A common observation is a positive correlation between the model's confidence (or uncertainty estimate) and the reliability of its predictions—an effect directly promoted by UARPO's weighting schemes.

6. Limitations and Open Directions

While UARPO provides systematic tools for incorporating uncertainty into RL, several challenges remain:

• Uncertainty Aggregation: In multi-agent or group settings, defining aggregation functions for uncertainty across agents or subpopulations is non-trivial and may raise fairness or efficiency issues (Vuong et al., 2019, Ilboudo et al., 7 Oct 2024).
• Computational Overhead: The need to sample multiple trajectories/actions per update, estimate reliable uncertainty, and backpropagate through complex models increases computational cost, especially in high-dimensional or high-frequency domains (Nguyen et al., 19 May 2025).
• Deployment and Calibration: Accurate calibration of uncertainty estimates (e.g., confidence scores or entropy measures) is critical for performance, yet remains sensitive to model architecture and dataset bias (Wang et al., 10 Sep 2025, Chen et al., 18 May 2025).
• Trade-off Tuning: Hyperparameters controlling the impact of uncertainty in update modulation (such as scaling factors and clipping thresholds) require domain-specific tuning for optimal effectiveness.

Future work is suggested in further refining uncertainty quantification, exploring adaptive regularization strategies (e.g., dynamic trust region constraints or adaptive entropy weights), and extending UARPO frameworks for robust transfer in non-stationary or adversarial environments.
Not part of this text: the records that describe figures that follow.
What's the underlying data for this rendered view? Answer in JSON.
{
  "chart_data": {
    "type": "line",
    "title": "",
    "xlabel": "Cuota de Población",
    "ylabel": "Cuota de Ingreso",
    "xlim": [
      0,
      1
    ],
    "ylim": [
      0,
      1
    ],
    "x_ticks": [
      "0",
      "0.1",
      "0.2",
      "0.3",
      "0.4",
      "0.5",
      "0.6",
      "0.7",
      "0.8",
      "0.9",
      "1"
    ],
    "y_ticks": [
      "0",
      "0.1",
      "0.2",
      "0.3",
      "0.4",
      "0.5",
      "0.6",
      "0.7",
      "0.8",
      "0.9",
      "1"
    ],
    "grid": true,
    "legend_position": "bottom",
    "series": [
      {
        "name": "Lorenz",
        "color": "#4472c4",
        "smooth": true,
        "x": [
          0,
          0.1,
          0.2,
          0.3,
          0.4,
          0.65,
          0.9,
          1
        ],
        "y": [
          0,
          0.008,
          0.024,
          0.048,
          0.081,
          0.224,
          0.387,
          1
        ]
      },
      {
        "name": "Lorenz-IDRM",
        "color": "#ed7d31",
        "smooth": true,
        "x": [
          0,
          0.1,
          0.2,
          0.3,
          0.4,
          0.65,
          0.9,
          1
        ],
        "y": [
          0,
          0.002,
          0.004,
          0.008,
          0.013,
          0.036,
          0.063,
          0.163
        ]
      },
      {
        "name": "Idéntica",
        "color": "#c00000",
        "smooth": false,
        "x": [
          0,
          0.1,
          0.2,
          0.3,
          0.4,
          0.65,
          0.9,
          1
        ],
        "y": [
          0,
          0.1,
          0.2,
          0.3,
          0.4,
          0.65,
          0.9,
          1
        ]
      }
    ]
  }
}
7. Relationships to Related Paradigms

UARPO synthesizes principles from several RL subfields:

• Model-based RL with Uncertainty: Originating from uncertainty-aware model learning and dynamics propagation (Vuong et al., 2019, Zhou et al., 2019), UARPO systematically propagates epistemic and aleatoric uncertainties into policy updates.
• Multi-objective RL: By casting domain or subgroup performance as independent objectives, UARPO leverages convex coverage set learning and scalarization approaches from multi-objective reinforcement learning to balance trade-offs under uncertainty (Ilboudo et al., 7 Oct 2024).
• Trust-region and Robust Optimization: UARPO is closely related to robust trust-region policy optimization approaches that adjust the trust region scale according to finite-sample or epistemic uncertainty (Queeney et al., 2020).
• Relative Advantage and Group Comparison: UARPO formalizes group-wise advantage (i.e., relative to in-group or cross-group baselines) as the core learning signal, aligning with recent advances in stable RL for high-dimensional control (Nguyen et al., 19 May 2025, Chen et al., 18 May 2025).

Plausibly, UARPO represents a unifying framework for risk-sensitive, robust, and sample-efficient policy optimization in complex, uncertain, and multi-agent RL environments, supported by extensive empirical and theoretical analysis across multiple domains.